C’è già grande attesa per l’inizio della mostra collettiva “Riflessioni Contemporanee” allestita presso la rinomata galleria bassanese “Milano Art Gallery” che si trova nel centro storico cittadino, in via Portici Lunghi 37. L’esposizione, che si terrà dal 28 Febbraio al 29 Marzo 2015, è organizzata dal manager produttore Salvo Nugnes, presidente dell’Associazione “Spoleto Arte“. Tra gli artisti di spicco presenti si inserisce anche il poliedrico Sergio Giromel, con una serie di dipinti di immediata suggestione emozionale. Giromel di recente ha partecipato con successo alla mostra collettiva svoltasi presso lo splendido contesto istituzionale del Museo Gipsoteca Canova di Possagno, che è stata inaugurata il 17 Gennaio scorso con la presenza eccezionale del critico Vittorio Sgarbi.

Nel commentarne le componenti distintive della sua espressione pittorica è stato dichiarato “Le sensazioni visive, che scorrono sul filo della memoria, sono proiezioni già depositate nel suo immaginario e appartengono alla sfera esistenziale di un vissuto da condividere con l’osservatore, che affiora e si accumula impresso sulle tele. Giromel vuole recuperare e rivalutare un dialogo di romantica memoria tra coscienza e mondo, in un processo in cui la natura non è più distante e riprodotta tramite complicati artifici e forzature prospettiche, ma è una natura partecipe e vissuta in modo diretto e spontaneo”.
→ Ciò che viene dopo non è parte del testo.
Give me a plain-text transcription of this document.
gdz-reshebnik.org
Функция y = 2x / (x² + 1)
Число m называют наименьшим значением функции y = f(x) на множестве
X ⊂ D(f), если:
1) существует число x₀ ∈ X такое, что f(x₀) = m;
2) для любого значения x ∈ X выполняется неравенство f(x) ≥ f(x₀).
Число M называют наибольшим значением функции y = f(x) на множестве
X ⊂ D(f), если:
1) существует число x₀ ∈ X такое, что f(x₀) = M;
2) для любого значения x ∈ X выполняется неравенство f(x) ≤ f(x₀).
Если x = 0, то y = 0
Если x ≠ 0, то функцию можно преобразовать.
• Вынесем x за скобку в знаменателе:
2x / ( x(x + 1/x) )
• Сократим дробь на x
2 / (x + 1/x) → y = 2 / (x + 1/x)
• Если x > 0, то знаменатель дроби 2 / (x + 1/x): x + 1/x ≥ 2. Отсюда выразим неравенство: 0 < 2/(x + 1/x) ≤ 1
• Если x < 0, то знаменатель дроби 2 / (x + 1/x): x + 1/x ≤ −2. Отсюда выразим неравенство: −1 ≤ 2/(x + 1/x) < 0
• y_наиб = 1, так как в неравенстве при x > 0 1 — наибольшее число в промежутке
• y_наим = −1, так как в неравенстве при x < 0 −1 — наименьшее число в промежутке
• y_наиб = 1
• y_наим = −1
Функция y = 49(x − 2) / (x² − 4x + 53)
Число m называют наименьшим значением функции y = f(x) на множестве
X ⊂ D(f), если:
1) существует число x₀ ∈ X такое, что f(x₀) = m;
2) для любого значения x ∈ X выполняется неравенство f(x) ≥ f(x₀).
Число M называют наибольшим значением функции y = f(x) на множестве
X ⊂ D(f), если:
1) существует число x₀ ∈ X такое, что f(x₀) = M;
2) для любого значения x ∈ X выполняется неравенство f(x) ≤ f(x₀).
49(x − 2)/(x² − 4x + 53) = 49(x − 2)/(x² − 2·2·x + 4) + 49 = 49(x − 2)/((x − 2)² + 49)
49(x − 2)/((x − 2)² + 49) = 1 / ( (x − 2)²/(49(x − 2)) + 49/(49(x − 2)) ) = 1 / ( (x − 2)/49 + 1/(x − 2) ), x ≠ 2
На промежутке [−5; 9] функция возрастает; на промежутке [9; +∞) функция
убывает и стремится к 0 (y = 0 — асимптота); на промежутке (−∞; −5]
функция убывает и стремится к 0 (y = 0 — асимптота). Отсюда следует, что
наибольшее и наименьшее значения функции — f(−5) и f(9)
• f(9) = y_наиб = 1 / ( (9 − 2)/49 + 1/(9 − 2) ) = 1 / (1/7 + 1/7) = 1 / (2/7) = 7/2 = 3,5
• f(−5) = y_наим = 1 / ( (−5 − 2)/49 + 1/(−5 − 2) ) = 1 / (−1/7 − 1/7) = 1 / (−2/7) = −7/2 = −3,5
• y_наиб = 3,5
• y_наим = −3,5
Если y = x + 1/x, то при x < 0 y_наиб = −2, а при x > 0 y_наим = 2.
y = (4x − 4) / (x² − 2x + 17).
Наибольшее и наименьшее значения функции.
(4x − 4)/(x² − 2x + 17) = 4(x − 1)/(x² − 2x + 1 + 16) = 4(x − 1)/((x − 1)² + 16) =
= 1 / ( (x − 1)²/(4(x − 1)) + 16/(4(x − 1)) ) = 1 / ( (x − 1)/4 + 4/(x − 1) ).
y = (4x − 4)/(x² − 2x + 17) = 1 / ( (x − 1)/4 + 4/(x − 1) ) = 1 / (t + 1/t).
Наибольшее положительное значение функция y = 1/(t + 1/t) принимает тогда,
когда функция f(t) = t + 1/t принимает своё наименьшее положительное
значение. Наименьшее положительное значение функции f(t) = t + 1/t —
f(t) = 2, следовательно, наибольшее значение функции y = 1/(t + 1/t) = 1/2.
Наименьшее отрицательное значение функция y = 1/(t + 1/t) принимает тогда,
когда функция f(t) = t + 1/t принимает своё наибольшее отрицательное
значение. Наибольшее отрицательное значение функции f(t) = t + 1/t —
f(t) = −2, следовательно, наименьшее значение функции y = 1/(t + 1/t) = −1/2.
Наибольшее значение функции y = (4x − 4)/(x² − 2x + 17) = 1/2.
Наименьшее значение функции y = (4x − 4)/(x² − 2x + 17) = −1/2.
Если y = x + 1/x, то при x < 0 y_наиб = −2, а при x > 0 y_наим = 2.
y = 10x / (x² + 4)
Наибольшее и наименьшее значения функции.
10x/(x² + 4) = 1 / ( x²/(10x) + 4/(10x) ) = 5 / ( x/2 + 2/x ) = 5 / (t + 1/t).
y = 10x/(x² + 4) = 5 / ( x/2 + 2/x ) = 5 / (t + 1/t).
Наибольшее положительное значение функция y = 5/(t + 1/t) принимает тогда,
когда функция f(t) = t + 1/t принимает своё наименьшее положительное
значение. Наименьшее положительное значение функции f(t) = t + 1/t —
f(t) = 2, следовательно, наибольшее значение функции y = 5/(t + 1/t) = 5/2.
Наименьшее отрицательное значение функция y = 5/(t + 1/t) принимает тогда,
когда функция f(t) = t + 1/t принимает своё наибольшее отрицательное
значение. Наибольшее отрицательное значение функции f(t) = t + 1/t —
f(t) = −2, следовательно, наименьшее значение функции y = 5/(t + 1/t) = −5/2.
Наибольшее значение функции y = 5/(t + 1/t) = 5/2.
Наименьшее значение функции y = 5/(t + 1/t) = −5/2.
Giromel ha acquisito la piena coscienza dell’uomo moderno e dell’artista contemporaneo di essere egli stesso artefice e portavoce di una nuova realtà linguistica da divulgare. Emerge il desiderio di lasciare ai fruitori un segno concreto e tangibile del suo operato, fondendo il microcosmo dell’opera al macrocosmo universale del creato e offrendo una visione ideale e idealizzata, avvolta da una cornice senza tempo e custodita dentro un’atmosfera ovattata e protetta. I lavori possiedono un’identità precisa e definita nel segno unificante del paesaggio e in un confronto continuo e coinvolgente con la natura. Le raffigurazioni denotano il sapiente uso delle scansioni coloristiche, la consolidata capacità di strutturare l’insieme mediante gioghi chiaroscurali e la piena padronanza del vibrato luminoso con la luce, che si innerva e compenetra la materia pittorica ravvivandola e vivificandola.